Where smart-home technology intends to leverage the data gathering and processing power of Internet-connected appliances to make the lives of individuals as efficient, convenient and affordable as possible, many companies are looking at how to apply the same goals and techniques to an entire city, to build or shape the smart cities of tomorrow.
“This means digitalization of the present systems, so that they can sense, analyze and integrate data for them to respond intelligently to the needs of their jurisdictions, thus making them smarter and more efficient,” the GBI Research report is quoted on CleanTechnica. “Cities can thus grow while avoiding having their infrastructure overloaded, thus maintaining an acceptable quality of life for their inhabitants.”

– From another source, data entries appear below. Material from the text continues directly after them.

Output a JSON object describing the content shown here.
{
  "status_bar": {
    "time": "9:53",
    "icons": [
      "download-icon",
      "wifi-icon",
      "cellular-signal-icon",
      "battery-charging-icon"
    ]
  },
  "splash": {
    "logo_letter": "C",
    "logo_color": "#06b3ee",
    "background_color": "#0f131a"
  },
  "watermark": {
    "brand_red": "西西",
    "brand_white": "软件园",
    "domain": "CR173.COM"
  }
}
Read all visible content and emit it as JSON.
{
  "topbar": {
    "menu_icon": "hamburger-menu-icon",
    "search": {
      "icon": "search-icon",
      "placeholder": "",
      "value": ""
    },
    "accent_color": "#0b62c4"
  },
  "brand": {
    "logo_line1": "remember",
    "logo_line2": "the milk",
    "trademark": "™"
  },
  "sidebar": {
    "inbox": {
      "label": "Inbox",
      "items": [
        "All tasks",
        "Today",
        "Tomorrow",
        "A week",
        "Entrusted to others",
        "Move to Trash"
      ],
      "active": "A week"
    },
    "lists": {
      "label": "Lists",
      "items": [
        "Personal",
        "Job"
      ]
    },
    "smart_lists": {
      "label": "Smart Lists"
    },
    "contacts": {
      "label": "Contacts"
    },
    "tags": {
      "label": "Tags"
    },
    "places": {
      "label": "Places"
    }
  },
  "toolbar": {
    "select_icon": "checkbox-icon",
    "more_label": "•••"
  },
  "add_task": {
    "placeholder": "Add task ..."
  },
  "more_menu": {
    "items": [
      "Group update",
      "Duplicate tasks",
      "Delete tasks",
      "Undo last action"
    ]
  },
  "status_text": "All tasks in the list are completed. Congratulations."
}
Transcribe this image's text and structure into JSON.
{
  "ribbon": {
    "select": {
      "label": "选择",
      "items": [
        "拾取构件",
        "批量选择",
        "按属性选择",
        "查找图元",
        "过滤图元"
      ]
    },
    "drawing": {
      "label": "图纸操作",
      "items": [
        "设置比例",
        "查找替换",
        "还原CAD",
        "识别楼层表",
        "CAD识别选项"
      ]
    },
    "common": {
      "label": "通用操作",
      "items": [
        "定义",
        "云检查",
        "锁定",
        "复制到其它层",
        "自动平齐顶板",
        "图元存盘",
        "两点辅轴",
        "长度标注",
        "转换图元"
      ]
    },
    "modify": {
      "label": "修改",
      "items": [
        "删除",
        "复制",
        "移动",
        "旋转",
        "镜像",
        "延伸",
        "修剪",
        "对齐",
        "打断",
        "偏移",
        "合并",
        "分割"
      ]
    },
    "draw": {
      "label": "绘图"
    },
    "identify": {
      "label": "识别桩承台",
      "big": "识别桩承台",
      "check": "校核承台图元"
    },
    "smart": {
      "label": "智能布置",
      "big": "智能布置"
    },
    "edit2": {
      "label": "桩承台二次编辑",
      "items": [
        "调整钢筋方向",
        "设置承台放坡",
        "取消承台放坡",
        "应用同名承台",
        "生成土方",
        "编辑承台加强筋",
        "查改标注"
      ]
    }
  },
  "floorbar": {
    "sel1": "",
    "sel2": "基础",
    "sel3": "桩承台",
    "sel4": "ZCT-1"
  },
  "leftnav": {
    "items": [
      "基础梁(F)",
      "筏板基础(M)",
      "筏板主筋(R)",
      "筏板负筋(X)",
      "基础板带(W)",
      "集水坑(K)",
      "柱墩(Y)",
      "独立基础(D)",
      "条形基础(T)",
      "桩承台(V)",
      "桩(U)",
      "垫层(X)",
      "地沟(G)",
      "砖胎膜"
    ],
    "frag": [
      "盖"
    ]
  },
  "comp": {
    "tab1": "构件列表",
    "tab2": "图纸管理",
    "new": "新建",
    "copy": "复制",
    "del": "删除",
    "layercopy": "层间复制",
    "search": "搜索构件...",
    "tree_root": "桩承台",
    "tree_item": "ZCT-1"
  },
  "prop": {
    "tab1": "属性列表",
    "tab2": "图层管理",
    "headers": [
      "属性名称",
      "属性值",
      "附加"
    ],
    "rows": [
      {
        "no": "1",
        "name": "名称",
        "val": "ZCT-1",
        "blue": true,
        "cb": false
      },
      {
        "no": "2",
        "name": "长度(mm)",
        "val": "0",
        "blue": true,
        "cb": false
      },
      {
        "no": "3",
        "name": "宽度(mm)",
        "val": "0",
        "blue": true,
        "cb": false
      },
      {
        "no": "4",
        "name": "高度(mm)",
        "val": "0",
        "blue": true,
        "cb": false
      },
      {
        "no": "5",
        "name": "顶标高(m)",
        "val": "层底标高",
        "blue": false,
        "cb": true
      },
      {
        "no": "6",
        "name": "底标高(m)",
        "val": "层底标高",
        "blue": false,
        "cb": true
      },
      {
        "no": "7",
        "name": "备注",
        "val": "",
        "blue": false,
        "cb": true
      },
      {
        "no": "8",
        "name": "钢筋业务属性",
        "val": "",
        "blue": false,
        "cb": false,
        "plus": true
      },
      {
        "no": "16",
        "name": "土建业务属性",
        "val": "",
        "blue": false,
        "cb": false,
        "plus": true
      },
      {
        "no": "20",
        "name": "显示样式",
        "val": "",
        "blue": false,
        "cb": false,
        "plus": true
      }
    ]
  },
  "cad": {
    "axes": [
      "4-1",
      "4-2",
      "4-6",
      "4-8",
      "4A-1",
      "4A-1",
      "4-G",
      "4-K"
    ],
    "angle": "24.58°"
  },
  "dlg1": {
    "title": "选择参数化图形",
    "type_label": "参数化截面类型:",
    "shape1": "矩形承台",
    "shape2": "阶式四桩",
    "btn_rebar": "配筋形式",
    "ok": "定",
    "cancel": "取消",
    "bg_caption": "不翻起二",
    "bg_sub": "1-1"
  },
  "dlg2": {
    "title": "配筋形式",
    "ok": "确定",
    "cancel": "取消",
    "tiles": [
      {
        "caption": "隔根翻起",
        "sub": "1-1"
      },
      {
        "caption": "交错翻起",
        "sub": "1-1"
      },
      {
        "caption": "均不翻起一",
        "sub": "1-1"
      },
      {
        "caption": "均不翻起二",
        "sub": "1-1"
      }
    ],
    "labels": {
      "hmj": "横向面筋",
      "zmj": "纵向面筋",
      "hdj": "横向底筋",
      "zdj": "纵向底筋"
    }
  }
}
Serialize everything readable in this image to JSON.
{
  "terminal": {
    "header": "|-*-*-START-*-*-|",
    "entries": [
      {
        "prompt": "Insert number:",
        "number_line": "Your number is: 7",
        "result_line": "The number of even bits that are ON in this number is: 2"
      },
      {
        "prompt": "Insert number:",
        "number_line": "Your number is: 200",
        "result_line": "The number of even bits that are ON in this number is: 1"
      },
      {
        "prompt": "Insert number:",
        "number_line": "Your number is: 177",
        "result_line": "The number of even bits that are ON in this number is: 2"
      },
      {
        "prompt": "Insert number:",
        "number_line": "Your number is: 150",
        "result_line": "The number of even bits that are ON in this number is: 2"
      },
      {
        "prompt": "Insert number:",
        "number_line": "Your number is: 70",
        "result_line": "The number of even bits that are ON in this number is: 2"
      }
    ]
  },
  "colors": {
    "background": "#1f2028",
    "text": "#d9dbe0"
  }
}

The smart cities industry is an amalgamation of technological innovations in the realms of transportation, healthcare, public utilities and education that, when considered together, will revolutionize the way our society is run, the same way that smart-home technologies are changing how our homes are run.
Several major organizations are getting involved with these kinds of initiatives, including IBM, MIT and the European Commission.
All of this interest, according to GBI Research, will lead the smart-cities industry to more than double between 2012 and 2017.
The report also predicts major growth in the smart-home industry over the same period, with the biggest growth in Asia and Europe.
GBI reached its conclusions by extrapolating from the growth already seen in the past few years, and its own views on the constantly changing industry, including a growing number of projects that increase in scope and efficiency every year.
GBI’s report, meant for high-powered investors and market players, costs $3,500 for a single-user license, but some info and charts are available without the massive price tag.